Progressive and Democratic city councilors on Monday deliberated into the night over the provisions addressing the meal exchange program, with Progressive Councilor Marek Broderick making a motion to strike its relocation from the resolution.
Progressive councilors said the mayor needed more time to discuss the relocation with the group. Councilor Gene Bergman at one point asked Democratic colleagues to join them in removing the language, so they “could get as close to a unanimous vote on this as absolutely possible, because there are a number of good things in here that we should all be united on.”
The two parties ultimately reached an agreement, with some Democratic councilors joining Progressives in an 8-4 vote to strip a provision that would have required the program to find a new location by June 14.

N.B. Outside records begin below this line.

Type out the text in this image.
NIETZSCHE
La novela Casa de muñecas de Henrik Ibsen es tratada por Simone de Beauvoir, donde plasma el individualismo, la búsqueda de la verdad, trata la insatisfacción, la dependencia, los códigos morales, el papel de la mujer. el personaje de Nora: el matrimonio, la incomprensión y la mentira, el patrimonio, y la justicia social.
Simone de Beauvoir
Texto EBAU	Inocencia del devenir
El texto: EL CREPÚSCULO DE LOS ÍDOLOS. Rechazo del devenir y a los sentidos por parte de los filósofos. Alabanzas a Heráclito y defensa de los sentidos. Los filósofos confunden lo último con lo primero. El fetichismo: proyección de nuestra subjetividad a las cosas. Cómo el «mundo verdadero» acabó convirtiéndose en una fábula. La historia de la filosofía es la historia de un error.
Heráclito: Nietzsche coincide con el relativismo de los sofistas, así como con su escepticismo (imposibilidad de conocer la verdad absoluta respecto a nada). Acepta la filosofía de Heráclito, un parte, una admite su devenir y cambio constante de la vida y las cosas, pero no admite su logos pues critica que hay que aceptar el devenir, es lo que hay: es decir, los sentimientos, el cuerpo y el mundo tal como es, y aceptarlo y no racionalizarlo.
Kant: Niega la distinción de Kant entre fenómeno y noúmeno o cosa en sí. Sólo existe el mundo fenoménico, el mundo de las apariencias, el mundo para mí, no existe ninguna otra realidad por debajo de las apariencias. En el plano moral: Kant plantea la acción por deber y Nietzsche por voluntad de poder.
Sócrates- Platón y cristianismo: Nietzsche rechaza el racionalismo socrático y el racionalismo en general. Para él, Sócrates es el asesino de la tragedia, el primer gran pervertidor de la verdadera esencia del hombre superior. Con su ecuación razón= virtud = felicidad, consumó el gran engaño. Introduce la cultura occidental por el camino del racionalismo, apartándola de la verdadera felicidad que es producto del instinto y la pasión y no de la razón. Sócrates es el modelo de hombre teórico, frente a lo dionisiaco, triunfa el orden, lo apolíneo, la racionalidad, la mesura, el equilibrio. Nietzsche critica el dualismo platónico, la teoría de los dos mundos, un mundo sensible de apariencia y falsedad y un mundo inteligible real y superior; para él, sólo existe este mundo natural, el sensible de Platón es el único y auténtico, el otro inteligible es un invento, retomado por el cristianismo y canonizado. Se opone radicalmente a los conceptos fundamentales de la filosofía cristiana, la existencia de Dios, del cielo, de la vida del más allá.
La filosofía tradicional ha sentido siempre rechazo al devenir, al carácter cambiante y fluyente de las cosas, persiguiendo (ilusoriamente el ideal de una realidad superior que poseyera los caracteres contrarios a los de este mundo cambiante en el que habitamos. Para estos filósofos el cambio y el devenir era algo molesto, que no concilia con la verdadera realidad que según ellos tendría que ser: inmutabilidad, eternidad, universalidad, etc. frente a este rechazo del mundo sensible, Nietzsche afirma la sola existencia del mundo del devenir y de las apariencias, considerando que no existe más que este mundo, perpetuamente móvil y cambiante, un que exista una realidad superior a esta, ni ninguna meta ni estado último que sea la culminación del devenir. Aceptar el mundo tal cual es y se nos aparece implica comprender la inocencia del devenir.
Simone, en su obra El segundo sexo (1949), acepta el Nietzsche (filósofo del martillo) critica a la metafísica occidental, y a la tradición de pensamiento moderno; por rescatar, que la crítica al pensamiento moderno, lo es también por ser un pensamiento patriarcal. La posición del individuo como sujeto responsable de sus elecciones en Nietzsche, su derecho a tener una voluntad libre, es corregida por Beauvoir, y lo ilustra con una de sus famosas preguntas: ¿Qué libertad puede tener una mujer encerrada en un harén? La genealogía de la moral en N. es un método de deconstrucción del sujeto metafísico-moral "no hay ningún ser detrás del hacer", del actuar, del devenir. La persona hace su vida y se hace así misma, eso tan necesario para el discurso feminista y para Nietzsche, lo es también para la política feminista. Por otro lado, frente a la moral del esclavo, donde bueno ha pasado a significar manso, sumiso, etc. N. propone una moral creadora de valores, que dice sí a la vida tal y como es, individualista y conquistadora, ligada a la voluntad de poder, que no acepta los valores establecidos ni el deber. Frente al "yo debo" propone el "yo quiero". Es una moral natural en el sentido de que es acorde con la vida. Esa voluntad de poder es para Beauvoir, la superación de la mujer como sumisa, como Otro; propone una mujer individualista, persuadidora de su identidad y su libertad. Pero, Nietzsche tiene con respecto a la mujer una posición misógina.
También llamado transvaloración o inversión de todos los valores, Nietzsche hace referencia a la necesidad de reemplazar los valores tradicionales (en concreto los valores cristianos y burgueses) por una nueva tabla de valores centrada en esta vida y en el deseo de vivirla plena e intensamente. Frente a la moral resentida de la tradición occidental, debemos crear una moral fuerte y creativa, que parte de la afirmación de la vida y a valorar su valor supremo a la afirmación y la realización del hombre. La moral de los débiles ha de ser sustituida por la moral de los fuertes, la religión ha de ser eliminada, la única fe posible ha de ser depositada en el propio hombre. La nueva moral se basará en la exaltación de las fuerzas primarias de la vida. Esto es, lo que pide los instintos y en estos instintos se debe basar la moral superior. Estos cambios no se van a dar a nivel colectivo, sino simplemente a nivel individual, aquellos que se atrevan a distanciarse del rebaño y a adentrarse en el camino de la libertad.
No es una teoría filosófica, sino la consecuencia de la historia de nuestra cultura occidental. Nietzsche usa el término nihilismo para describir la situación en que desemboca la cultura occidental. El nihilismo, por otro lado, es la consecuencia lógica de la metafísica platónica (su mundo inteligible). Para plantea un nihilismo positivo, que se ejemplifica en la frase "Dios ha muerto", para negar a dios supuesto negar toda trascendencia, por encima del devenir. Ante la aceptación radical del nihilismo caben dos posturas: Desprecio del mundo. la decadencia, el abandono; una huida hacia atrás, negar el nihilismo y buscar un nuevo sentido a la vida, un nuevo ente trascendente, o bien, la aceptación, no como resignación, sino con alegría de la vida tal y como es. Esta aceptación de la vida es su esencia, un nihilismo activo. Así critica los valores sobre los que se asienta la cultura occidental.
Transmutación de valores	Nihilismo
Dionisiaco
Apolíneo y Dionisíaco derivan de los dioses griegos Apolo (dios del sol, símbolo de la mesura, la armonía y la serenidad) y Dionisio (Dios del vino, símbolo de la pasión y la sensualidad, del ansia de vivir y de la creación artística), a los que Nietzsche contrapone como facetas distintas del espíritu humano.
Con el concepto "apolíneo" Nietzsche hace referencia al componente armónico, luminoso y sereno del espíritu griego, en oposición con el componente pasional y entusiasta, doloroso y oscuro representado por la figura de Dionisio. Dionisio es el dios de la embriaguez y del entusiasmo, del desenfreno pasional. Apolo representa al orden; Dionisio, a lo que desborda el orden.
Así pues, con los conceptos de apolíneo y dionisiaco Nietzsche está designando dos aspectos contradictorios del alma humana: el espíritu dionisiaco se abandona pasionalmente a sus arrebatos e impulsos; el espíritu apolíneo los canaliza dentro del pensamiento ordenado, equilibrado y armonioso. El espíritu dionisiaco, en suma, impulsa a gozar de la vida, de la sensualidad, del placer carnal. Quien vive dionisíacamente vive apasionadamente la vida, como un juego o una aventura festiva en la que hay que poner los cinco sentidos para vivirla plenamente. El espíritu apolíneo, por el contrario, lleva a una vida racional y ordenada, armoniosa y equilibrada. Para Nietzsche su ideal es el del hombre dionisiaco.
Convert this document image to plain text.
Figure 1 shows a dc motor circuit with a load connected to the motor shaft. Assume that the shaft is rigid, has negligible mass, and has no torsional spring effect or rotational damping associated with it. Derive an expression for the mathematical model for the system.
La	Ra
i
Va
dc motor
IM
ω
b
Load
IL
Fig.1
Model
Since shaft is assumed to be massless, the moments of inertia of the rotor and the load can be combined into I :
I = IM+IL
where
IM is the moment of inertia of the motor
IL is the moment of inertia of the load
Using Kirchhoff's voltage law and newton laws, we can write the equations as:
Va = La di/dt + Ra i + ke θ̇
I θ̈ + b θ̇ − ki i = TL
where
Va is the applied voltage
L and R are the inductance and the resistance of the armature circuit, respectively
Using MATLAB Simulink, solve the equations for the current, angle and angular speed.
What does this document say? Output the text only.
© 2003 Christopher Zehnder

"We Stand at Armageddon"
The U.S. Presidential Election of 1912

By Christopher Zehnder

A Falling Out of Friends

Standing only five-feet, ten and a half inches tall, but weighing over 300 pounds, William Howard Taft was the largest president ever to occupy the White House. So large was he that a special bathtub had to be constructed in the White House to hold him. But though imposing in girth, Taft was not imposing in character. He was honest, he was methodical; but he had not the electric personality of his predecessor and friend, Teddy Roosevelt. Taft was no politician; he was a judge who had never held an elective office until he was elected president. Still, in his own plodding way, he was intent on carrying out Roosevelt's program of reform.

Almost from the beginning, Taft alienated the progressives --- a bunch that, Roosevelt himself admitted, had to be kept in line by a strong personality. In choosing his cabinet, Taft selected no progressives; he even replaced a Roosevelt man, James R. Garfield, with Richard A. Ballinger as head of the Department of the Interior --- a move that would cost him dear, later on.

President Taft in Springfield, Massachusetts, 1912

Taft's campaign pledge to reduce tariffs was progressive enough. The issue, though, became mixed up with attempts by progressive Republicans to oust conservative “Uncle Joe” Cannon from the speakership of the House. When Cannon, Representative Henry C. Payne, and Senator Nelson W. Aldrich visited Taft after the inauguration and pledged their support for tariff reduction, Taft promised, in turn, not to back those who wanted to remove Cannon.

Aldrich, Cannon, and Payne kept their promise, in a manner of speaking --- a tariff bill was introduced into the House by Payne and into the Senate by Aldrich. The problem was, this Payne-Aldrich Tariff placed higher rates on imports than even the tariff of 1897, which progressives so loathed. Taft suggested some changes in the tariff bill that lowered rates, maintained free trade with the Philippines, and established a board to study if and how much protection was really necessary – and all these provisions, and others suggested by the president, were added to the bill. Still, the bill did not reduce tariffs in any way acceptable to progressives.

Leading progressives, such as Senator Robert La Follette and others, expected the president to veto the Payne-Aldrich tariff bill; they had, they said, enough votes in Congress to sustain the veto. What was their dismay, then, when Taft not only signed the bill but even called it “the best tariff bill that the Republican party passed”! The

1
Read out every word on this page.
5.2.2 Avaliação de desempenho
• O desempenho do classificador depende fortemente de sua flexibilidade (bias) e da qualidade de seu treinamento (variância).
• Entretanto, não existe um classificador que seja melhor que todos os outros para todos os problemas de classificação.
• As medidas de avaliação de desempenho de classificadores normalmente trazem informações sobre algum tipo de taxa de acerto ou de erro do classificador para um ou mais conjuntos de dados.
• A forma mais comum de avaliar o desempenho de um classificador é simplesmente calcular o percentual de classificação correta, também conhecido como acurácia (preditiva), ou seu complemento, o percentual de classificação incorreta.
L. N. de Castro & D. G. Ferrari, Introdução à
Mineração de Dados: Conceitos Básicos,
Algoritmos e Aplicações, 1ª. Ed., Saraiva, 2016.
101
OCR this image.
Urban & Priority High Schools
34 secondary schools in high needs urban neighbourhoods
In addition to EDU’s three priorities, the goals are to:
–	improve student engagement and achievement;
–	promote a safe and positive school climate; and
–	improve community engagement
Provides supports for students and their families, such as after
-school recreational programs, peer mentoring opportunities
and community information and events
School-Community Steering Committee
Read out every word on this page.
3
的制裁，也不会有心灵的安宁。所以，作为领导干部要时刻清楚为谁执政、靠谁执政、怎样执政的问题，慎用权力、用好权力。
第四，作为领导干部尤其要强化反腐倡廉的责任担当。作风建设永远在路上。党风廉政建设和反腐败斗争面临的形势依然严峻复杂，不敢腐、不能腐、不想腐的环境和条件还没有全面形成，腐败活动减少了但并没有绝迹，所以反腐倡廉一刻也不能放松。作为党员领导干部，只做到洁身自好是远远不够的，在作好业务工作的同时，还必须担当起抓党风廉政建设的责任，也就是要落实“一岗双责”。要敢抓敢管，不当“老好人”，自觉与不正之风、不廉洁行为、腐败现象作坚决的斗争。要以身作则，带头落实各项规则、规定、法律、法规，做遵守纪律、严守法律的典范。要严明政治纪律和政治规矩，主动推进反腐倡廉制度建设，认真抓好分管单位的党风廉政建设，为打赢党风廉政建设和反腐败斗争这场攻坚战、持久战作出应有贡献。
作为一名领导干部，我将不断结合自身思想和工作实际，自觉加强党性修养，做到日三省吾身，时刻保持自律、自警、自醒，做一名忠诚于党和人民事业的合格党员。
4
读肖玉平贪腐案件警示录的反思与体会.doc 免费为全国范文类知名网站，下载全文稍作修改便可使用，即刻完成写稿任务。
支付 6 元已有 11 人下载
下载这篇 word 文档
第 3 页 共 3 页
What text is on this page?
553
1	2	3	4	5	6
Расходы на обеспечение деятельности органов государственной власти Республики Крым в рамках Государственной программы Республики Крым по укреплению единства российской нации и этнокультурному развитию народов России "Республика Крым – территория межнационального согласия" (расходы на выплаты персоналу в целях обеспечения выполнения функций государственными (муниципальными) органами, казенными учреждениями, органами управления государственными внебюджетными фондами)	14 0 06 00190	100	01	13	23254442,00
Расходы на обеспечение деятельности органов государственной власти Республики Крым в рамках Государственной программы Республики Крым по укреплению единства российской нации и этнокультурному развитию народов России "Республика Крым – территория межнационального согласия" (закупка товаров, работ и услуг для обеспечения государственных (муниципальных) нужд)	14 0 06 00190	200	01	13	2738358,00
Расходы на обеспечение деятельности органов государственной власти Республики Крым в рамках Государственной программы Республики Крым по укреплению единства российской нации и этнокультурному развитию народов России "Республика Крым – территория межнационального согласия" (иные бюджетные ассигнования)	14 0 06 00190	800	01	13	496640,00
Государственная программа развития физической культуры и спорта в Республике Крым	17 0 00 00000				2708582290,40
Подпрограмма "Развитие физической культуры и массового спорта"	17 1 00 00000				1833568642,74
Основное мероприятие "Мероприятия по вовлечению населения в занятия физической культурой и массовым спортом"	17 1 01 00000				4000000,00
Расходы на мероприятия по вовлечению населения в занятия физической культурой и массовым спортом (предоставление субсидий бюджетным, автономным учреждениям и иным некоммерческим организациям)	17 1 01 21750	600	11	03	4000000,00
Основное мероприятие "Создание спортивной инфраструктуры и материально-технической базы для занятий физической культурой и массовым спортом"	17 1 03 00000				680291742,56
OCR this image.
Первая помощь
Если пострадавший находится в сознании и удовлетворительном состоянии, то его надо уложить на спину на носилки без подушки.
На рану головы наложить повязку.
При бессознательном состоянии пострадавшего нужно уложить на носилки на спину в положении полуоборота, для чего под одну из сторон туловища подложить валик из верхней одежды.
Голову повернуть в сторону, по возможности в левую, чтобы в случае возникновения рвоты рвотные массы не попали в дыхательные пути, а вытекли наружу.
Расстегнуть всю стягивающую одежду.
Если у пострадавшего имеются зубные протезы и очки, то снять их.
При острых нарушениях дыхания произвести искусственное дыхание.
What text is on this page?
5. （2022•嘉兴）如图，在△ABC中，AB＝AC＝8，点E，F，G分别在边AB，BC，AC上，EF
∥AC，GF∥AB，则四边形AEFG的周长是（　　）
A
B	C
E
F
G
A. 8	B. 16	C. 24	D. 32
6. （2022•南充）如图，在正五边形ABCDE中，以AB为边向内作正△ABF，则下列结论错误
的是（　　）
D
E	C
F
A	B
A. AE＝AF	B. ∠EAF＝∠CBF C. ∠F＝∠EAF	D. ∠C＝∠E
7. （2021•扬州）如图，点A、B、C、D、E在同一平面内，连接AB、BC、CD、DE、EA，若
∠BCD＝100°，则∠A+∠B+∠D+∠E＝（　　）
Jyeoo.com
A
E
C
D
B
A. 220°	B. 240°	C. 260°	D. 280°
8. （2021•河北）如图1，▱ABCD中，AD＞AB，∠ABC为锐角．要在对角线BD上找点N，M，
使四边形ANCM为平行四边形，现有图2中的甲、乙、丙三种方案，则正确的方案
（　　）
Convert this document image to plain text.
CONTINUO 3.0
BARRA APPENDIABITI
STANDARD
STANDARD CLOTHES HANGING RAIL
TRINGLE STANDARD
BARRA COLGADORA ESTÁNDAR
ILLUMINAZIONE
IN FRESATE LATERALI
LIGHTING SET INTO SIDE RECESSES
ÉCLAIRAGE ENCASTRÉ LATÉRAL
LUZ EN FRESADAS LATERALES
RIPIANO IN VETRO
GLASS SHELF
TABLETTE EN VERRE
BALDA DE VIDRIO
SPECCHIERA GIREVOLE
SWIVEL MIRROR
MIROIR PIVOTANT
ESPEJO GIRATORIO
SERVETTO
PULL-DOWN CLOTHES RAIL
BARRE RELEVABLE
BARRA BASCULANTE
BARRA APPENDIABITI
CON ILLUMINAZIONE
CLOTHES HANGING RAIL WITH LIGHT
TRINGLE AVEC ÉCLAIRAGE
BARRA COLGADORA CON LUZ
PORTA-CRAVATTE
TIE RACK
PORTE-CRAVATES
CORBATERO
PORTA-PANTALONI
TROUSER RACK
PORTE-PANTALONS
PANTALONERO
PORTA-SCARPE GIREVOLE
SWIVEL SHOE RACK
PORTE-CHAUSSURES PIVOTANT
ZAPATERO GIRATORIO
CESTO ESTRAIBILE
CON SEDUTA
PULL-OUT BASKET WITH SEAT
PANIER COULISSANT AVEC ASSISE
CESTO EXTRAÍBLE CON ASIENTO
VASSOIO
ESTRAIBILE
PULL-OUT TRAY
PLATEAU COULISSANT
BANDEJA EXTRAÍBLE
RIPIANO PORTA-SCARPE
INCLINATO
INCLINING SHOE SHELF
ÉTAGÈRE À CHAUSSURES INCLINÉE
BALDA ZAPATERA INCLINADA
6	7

It appeared at first to be a rare compromise between the city’s Progressive and Democratic councilors. But later in the meeting, Democratic Councilor Allie Schachter introduced an amendment to the resolution establishing a later deadline — July 14 instead of June 14 — for the mayor to find an alternative long-term location for the program.
Progressive councilors accused Democrats of backing out of a compromise, while Mulvaney-Stanak accused Democrats of “legislating on the fly.”
Schachter said the amendment “sets an intentionality” around the conversation, while McKnight later added that “the public deserves to know that the choice to allow it to continue is a policy choice and an enforcement choice.”
“We need to be honest about the choices that we’re making here,” she said.
The resolution eventually passed, with Councilor Carter Neubieser joining the Democratic majority to pass the resolution in an 8-4 vote. Mulvaney-Stanak now has a July 14 deadline to find a long-term location for the lunch service.